Verlag | Wunderhorn |
Auflage | 2022 |
Seiten | 96 |
Format | 17,3 x 23,6 x 1,2 cm |
Gewicht | 396 g |
Übersetzer | Sabine Stöhr |
ISBN-10 | 3884235621 |
ISBN-13 | 9783884235621 |
Bestell-Nr | 88423562A |
Isolde Ohlbaum bereist seit 2008 die Ukraine und dokumentierte ihre Eindrücke fotografisch. Czernowitz und Lemberg sind Städte mit einer reichen europäischen Tradition, die aber im europäischen Bewusstsein der jüngeren Vergangenheit marginalisiert wurden. Ohlbaums Bilder zeigen diese Prägung, die städtebauliche Wurzel in der K.u.K.-Monarchie, in deren Lücken und Rissen heute das Leben der Ukrainer, gegen alle Widrigkeiten, sehr farbenfroh pulsiert. Sie laden ein, diese zwei Kulturstädte in ihrer alltäglichen Erscheinung zu erkunden. Die Fotos lassen aber auch erahnen, dass große Teile des kulturellen Erbes, etwa der jüdische Friedhof in Czernowitz, dem Verfall nach wie vor ausgesetzt sind. Juri Andruchowytsch lässt in seinem Begleittext die Bedeutung von Czernowitz und Lemberg in seinem Leben und Schreiben Revue passieren, beschreibt die Geschichte ihrer Verbindung und ihre heutige Wahrnehmung in der westlichen Öffentlichkeit. Aus dem Ukrainischen übersetzt von Sabine Stöhr.
Leseprobe:
Juri Andruchowytsch:Heinrich Böll hätte uns fast seine zufälligen Erkenntnisse über die Lage von Lemberg, Czernowitz und der Stadt, in der ich lebe, hinterlassen.

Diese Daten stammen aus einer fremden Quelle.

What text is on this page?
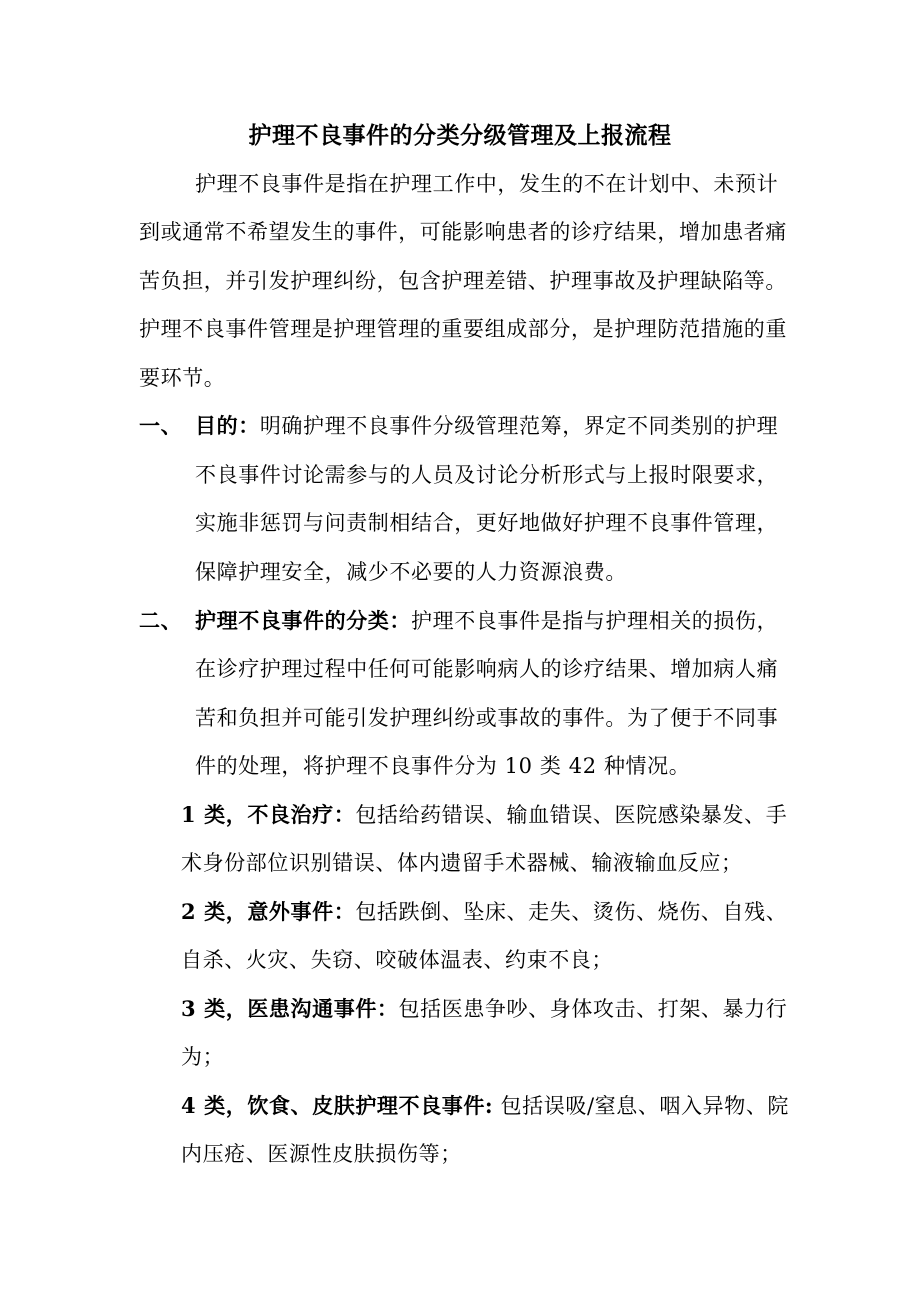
护理不良事件的分类分级管理及上报流程
护理不良事件是指在护理工作中，发生的不在计划中、未预计
到或通常不希望发生的事件，可能影响患者的诊疗结果，增加患者痛
苦负担，并引发护理纠纷，包含护理差错、护理事故及护理缺陷等。
护理不良事件管理是护理管理的重要组成部分，是护理防范措施的重
要环节。
一、 目的：明确护理不良事件分级管理范筹，界定不同类别的护理
不良事件讨论需参与的人员及讨论分析形式与上报时限要求，
实施非惩罚与问责制相结合，更好地做好护理不良事件管理，
保障护理安全，减少不必要的人力资源浪费。
二、 护理不良事件的分类：护理不良事件是指与护理相关的损伤，
在诊疗护理过程中任何可能影响病人的诊疗结果、增加病人痛
苦和负担并可能引发护理纠纷或事故的事件。为了便于不同事
件的处理，将护理不良事件分为 10 类 42 种情况。
1 类，不良治疗：包括给药错误、输血错误、医院感染暴发、手
术身份部位识别错误、体内遗留手术器械、输液输血反应；
2 类，意外事件：包括跌倒、坠床、走失、烫伤、烧伤、自残、
自杀、火灾、失窃、咬破体温表、约束不良；
3 类，医患沟通事件：包括医患争吵、身体攻击、打架、暴力行
为；
4 类，饮食、皮肤护理不良事件: 包括误吸/窒息、咽入异物、院
内压疮、医源性皮肤损伤等；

In Letzterer verbrachte er mehrere Monate im Militärspital, nachdem er an der Front verwundet worden war. Von hier schrieb er jeden Tag Briefe an seine Frau. Später sollte sich herausstellen, dass er nicht nur Briefe schrieb. Im Jahr 1949 erblickte das erste eigene Buch des jungen Autors das Licht der Welt - die Erzählung »Der Zug war pünktlich«. Das ist bekannt. Was fast niemand weiß ist das Hin und Her bezüglich des Titels. Der Autor hatte einen anderen gewählt - »Zwischen Lemberg und Czernowitz«. Der Verleger aber lehnte das ab, mit der Begründung, dass es für den deutschen Leser unverständlich sei. Heinrich Böll, damals ein rechtloser Anfänger, musste beim Titel nachgeben - und so gelangten weder Lemberg noch Czernowitz, noch das unerwähnte Stanislawiw, so sehr sie es auch verdient hätten, auf den Umschlag seines ers ten Buches.Für mich sind Lemberg und Czernowitz beide eine Art Universitäten. Dabei geht es nicht um die wirklich dort angesiedelten Universitäten. Unter »Universitäten« verstehe ich hier gewisse biographische Perioden, die aus mir gemacht haben, was ich bin. Lemberg - das sind meine Studentenjahre, meine Studien, scholastisch und studiosisch. Czernowitz ist die Armee, mein Wehrdienst, soldatisch und soldatesk. So gesehen sind das Gegensätze: auf der einen Seite Freiheit (maximale Freiheit im damaligen System), auf der anderen Knechtschaft (schlimmer konnte höchstens das Gefängnis sein). Zum Glück dauerte das freie Lemberg ganze fünf Jahre und das unfreie soldatische Czernowitz nur sechs Monate.